Bâtiment-référence (existant) :

  • Flux à l’investisseur initial = 100 %
  • Flux à l’investisseur ajusté après une période de 7 ans = 85 % (perte de 15 %)
  • Flux à l’investisseur à la 10ième année à la suite d’une obligation de rénovation profonde (retrofit) à la 7e année due aux resserrements des exigences règlementaires = 20 % (perte de 80 %)

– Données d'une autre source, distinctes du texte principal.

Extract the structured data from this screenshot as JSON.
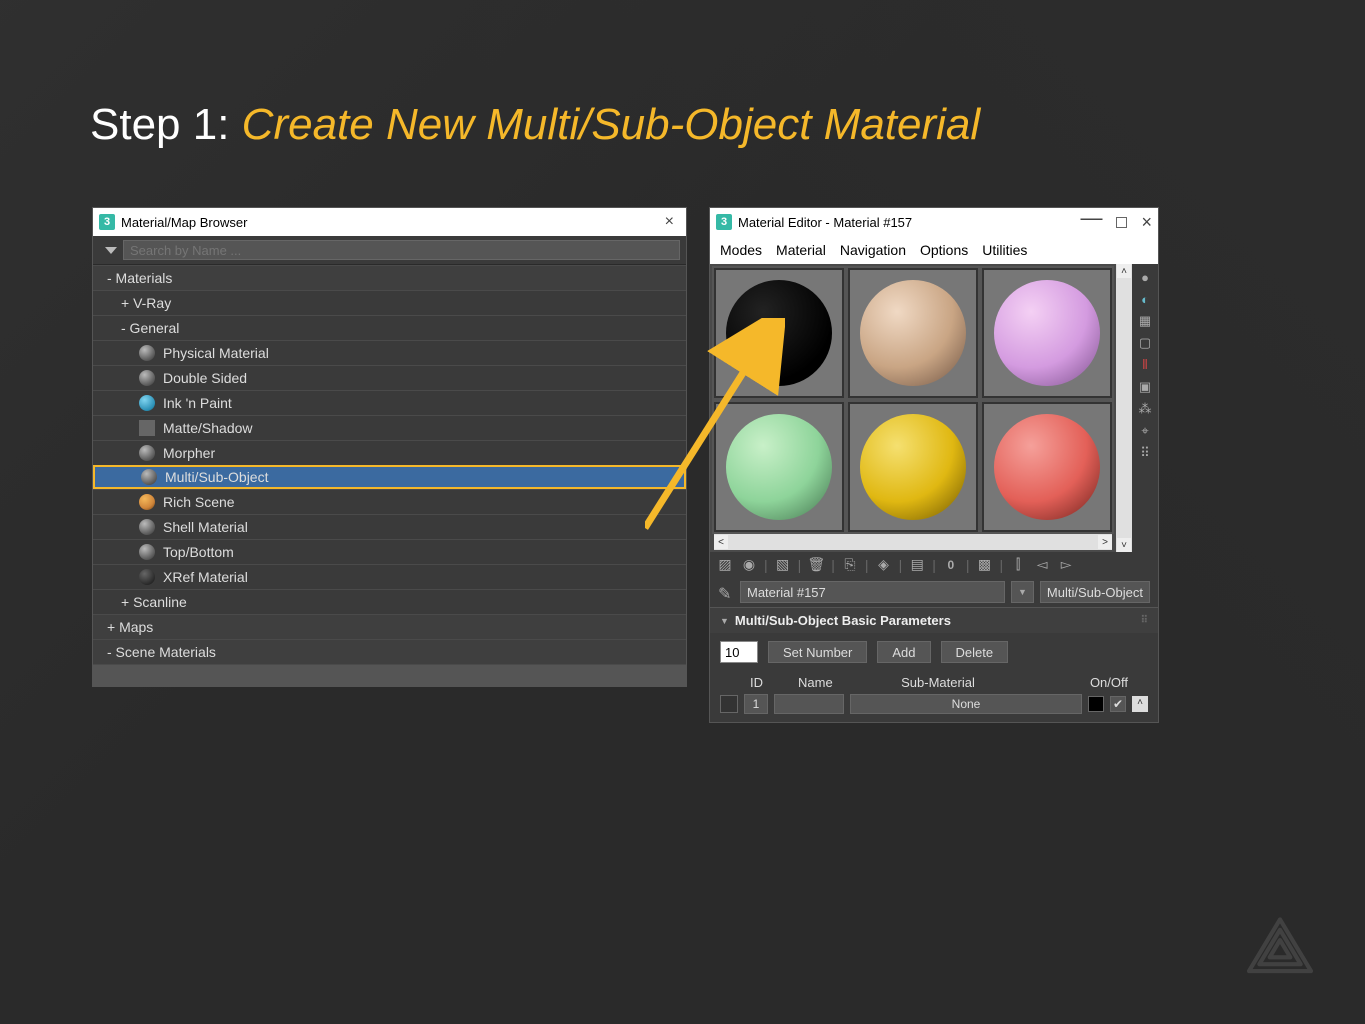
{
  "slide": {
    "step_prefix": "Step 1: ",
    "step_title": "Create New Multi/Sub-Object Material"
  },
  "browser": {
    "title": "Material/Map Browser",
    "close": "×",
    "search_placeholder": "Search by Name ...",
    "sections": {
      "materials": "- Materials",
      "vray": "+ V-Ray",
      "general": "- General",
      "maps": "+ Maps",
      "scanline": "+ Scanline",
      "scene": "- Scene Materials"
    },
    "items": [
      "Physical Material",
      "Double Sided",
      "Ink 'n Paint",
      "Matte/Shadow",
      "Morpher",
      "Multi/Sub-Object",
      "Rich Scene",
      "Shell Material",
      "Top/Bottom",
      "XRef Material"
    ]
  },
  "editor": {
    "title": "Material Editor - Material #157",
    "menu": [
      "Modes",
      "Material",
      "Navigation",
      "Options",
      "Utilities"
    ],
    "material_name": "Material #157",
    "material_type": "Multi/Sub-Object",
    "rollout_title": "Multi/Sub-Object Basic Parameters",
    "num_value": "10",
    "btn_setnum": "Set Number",
    "btn_add": "Add",
    "btn_delete": "Delete",
    "hdr_id": "ID",
    "hdr_name": "Name",
    "hdr_sub": "Sub-Material",
    "hdr_onoff": "On/Off",
    "slot1_id": "1",
    "slot1_sub": "None",
    "slot1_check": "✔"
  }
}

Bâtiment éco performant (ayant fait l’objet d’un investissement supplémentaire de 6 %) :

  • Flux à l’investisseur initial = 85% (dû à l’investissement supplémentaire)
  • Aucune rénovation (retrofit) requise
  • Flux à l’investisseur à la 10e année pour ce bâtiment mis à l’abri des principaux risques pouvant affecter sa valeur = 130 % (Gain de 45 %)

Définitions

Carbone opérationnel : Il s’agit des émissions de carbone générées par l’exploitation quotidienne d’un bâtiment. Cela inclut l’énergie utilisée pour le chauffage, la climatisation, l’éclairage et d’autres activités nécessaires au fonctionnement du bâtiment.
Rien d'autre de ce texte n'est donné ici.